May 22, 2024
Memorial Health System receives more than M from FEMA | News, Sports, Jobs

Memorial Health System receives more than M from FEMA | News, Sports, Jobs

From left, U.S. Sen. Sherrod Brown, D-Ohio, Memorial Health System President & CEO Scott Cantley and Memorial Health System Vice President of Physician Services & Chief Medical Officer Dan Breece pose for a picture. Brown helped secure more than $20 million for Memorial Health System from the Federal Emergency Management Agency for 2020-2021 COVID costs. (Photo Provided)

MARIETTA — Memorial Health System has received more than $20 million from the Federal Emergency Management Agency.

U.S. Sen. Sherrod Brown, D-Ohio, helped secure more than $20 million from FEMA to cover costs from Memorial’s COVID response in 2020-2021, according to a Memorial media release.

The release said “the funds are essential to ensuring Memorial Health System can continue to provide care to its patients and community.”

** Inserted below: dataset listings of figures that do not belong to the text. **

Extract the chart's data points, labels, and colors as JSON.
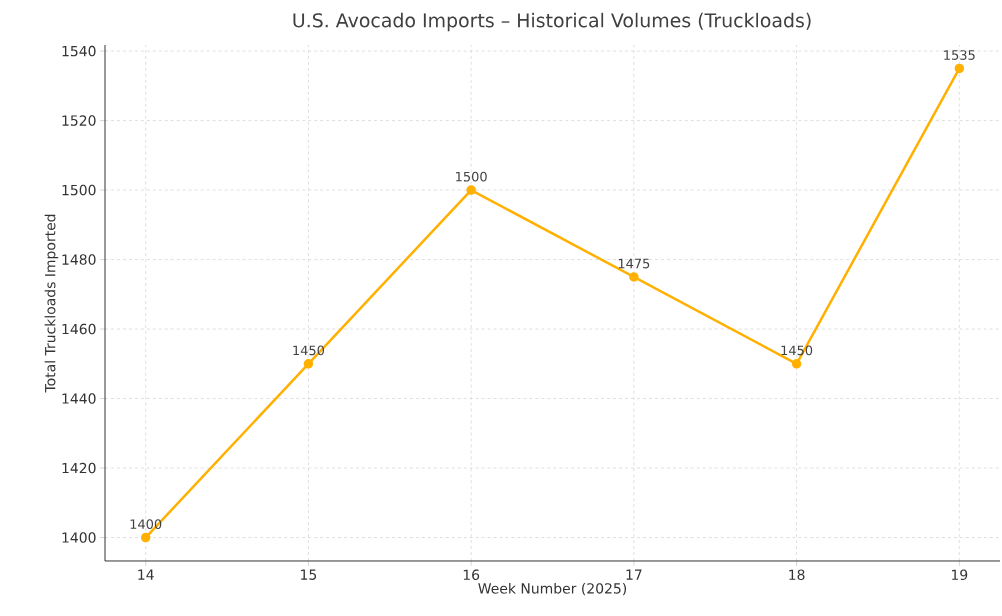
{
  "chart_data": {
    "type": "line",
    "title": "U.S. Avocado Imports – Historical Volumes (Truckloads)",
    "xlabel": "Week Number (2025)",
    "ylabel": "Total Truckloads Imported",
    "x": [
      14,
      15,
      16,
      17,
      18,
      19
    ],
    "series": [
      {
        "color": "#ffb000",
        "values": [
          1400,
          1450,
          1500,
          1475,
          1450,
          1535
        ]
      }
    ],
    "xlim": [
      13.75,
      19.25
    ],
    "ylim": [
      1393.25,
      1541.75
    ],
    "xticks": [
      14,
      15,
      16,
      17,
      18,
      19
    ],
    "yticks": [
      1400,
      1420,
      1440,
      1460,
      1480,
      1500,
      1520,
      1540
    ],
    "grid": true,
    "marker": "circle",
    "line_style": "solid",
    "data_labels": true
  }
}
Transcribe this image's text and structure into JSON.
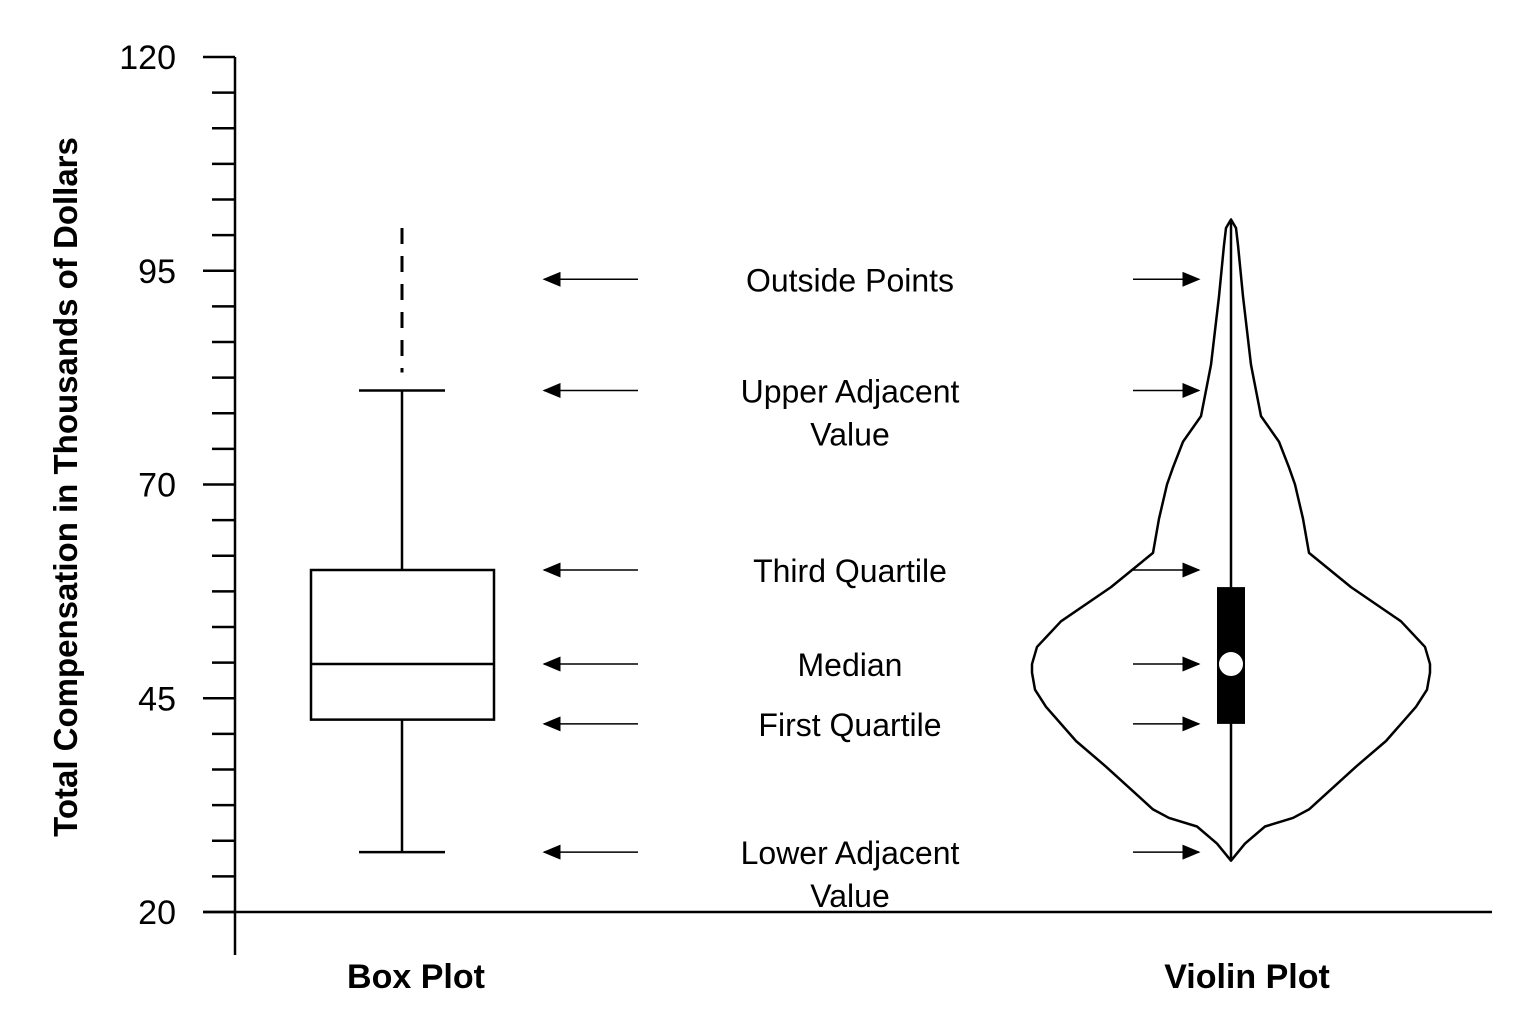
{
  "chart_data": {
    "type": "box",
    "ylabel": "Total Compensation in Thousands of Dollars",
    "ylim": [
      20,
      120
    ],
    "major_ticks": [
      20,
      45,
      70,
      95,
      120
    ],
    "minor_tick_step": 4.17,
    "categories": [
      "Box Plot",
      "Violin Plot"
    ],
    "box_plot": {
      "lower_adjacent": 27,
      "first_quartile": 42.5,
      "median": 49,
      "third_quartile": 60,
      "upper_adjacent": 81,
      "outside_points_top": 100
    },
    "violin_plot": {
      "min": 26,
      "first_quartile": 42,
      "median": 49,
      "third_quartile": 58,
      "max": 101
    },
    "annotations": [
      {
        "id": "outside",
        "lines": [
          "Outside Points"
        ],
        "value": 94
      },
      {
        "id": "upper",
        "lines": [
          "Upper Adjacent",
          "Value"
        ],
        "value": 81
      },
      {
        "id": "q3",
        "lines": [
          "Third Quartile"
        ],
        "value": 60
      },
      {
        "id": "median",
        "lines": [
          "Median"
        ],
        "value": 49
      },
      {
        "id": "q1",
        "lines": [
          "First Quartile"
        ],
        "value": 42
      },
      {
        "id": "lower",
        "lines": [
          "Lower Adjacent",
          "Value"
        ],
        "value": 27
      }
    ],
    "grid": false,
    "legend": "none"
  }
}
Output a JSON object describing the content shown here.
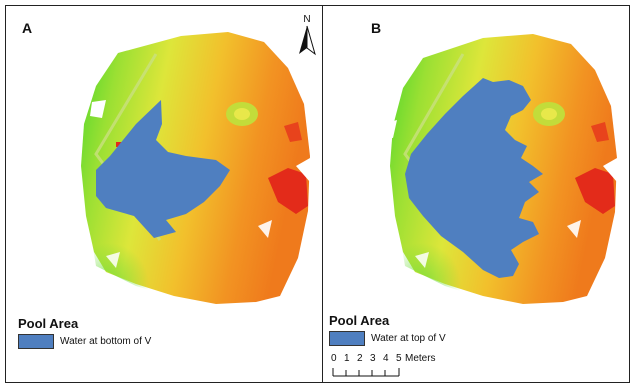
{
  "panels": [
    {
      "letter": "A",
      "legend_title": "Pool Area",
      "legend_item": "Water at bottom of V"
    },
    {
      "letter": "B",
      "legend_title": "Pool Area",
      "legend_item": "Water at top of V"
    }
  ],
  "north_arrow": {
    "label": "N",
    "icon": "north-arrow-icon"
  },
  "scale_bar": {
    "ticks": [
      "0",
      "1",
      "2",
      "3",
      "4",
      "5"
    ],
    "unit": "Meters"
  },
  "colors": {
    "water": "#4f7fc0",
    "elevation_low": "#6fdc3a",
    "elevation_mid": "#e6e83a",
    "elevation_high": "#f08a1c",
    "elevation_peak": "#e32b1a"
  }
}
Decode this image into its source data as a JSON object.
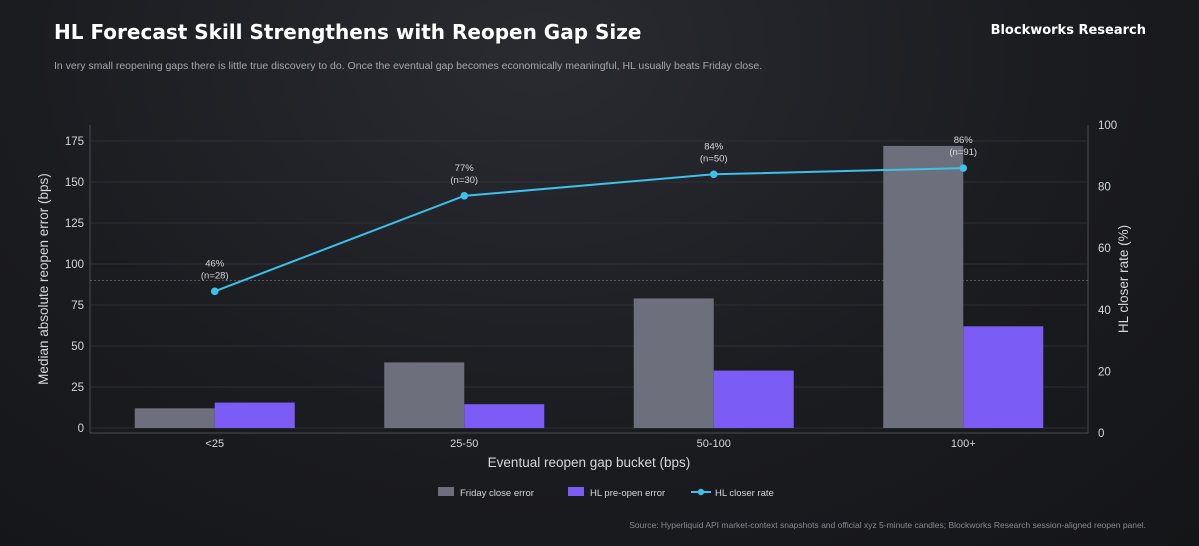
{
  "header": {
    "title": "HL Forecast Skill Strengthens with Reopen Gap Size",
    "brand": "Blockworks Research",
    "subtitle": "In very small reopening gaps there is little true discovery to do. Once the eventual gap becomes economically meaningful, HL usually beats Friday close.",
    "source": "Source: Hyperliquid API market-context snapshots and official xyz 5-minute candles; Blockworks Research session-aligned reopen panel."
  },
  "chart_data": {
    "type": "bar",
    "title": "HL Forecast Skill Strengthens with Reopen Gap Size",
    "categories": [
      "<25",
      "25-50",
      "50-100",
      "100+"
    ],
    "xlabel": "Eventual reopen gap bucket (bps)",
    "ylabel": "Median absolute reopen error (bps)",
    "y2label": "HL closer rate (%)",
    "ylim": [
      0,
      180
    ],
    "y2lim": [
      0,
      100
    ],
    "yticks": [
      0,
      25,
      50,
      75,
      100,
      125,
      150,
      175
    ],
    "y2ticks": [
      0,
      20,
      40,
      60,
      80,
      100
    ],
    "reference_line_y": 90,
    "series": [
      {
        "name": "Friday close error",
        "type": "bar",
        "axis": "left",
        "color": "#6e6f7c",
        "values": [
          12,
          40,
          79,
          172
        ]
      },
      {
        "name": "HL pre-open error",
        "type": "bar",
        "axis": "left",
        "color": "#7b5cf5",
        "values": [
          15.5,
          14.5,
          35,
          62
        ]
      },
      {
        "name": "HL closer rate",
        "type": "line",
        "axis": "right",
        "color": "#3dc0ea",
        "values": [
          46,
          77,
          84,
          86
        ],
        "labels": [
          "46%",
          "77%",
          "84%",
          "86%"
        ],
        "n_labels": [
          "(n=28)",
          "(n=30)",
          "(n=50)",
          "(n=91)"
        ]
      }
    ],
    "grid": true,
    "legend_position": "bottom-center"
  }
}
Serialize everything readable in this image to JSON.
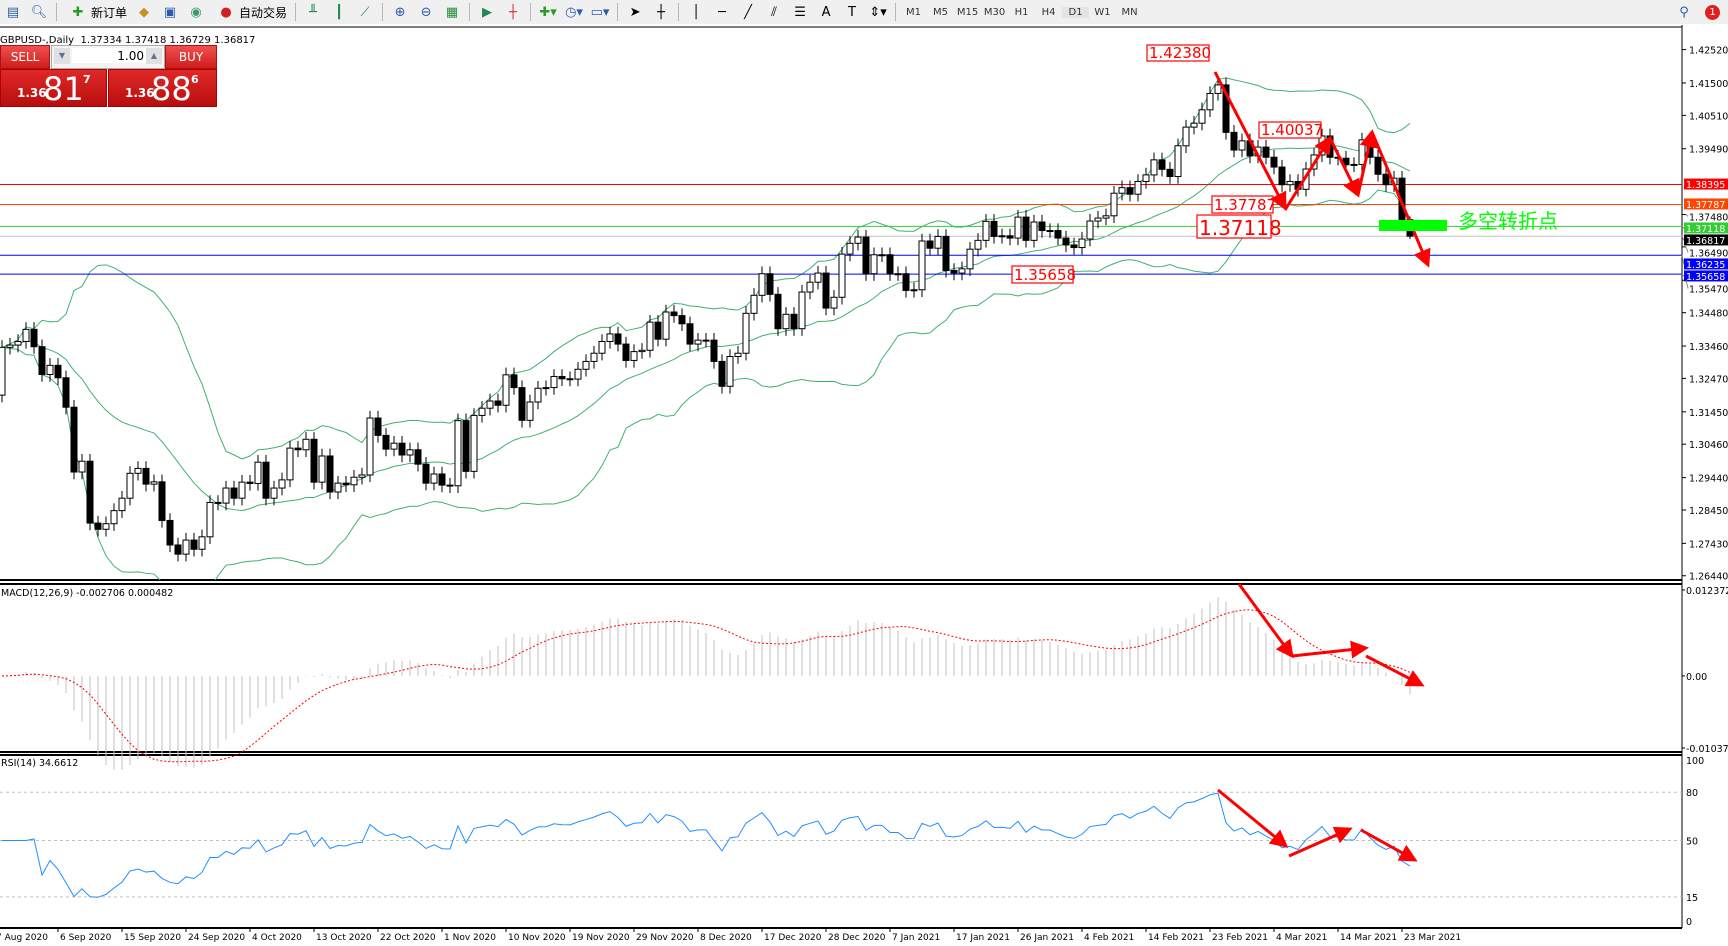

Brown said in the release that the doctors, nurses and support staff at Memorial care for Ohio residents every day.

“It’s why I fought to cut red tape so they can continue to serve patients and provide Marietta and the entire region with quality health care,” Brown said in the release.

Memorial President & CEO Scott Cantley said in the release the reimbursement funds are critical to Memorial’s operations.

“We are grateful to Senator Brown for securing the funds at such a critical time,” Cantley said. “We continue to provide and expand services this region needs while carrying the burden of the extreme expense of labor, supplies, personal protective equipment and emergency care needed to preserve lives in our community during COVID-19.”

Cantly said the funds reimburse Memorial costs that were not reimbursed while they were providing necessary care to patients and though it has taken time the money will help cover a portion of the expenses.

Memorial Associate Vice President of Service Excellence Jennifer Offenberger provided an idea of how much extra Memorial spent during the pandemic. She said Memorial spent $60 million more in salary than it normally would during the COVID pandemic.

“Obviously those expenses that we had during (COVID) … as a not-for-profit health system that put a significant strain on our revenue cycle and financial position,” Offenberger said.

She said the FEMA money assists Memorial “in continuing to be a strong health system that is able to continue to care for our community.”

Brown noted in the release that reimbursing state, county and municipal governments and non-profits and tribal entities for COVID costs is important to the United States’ ongoing recovery.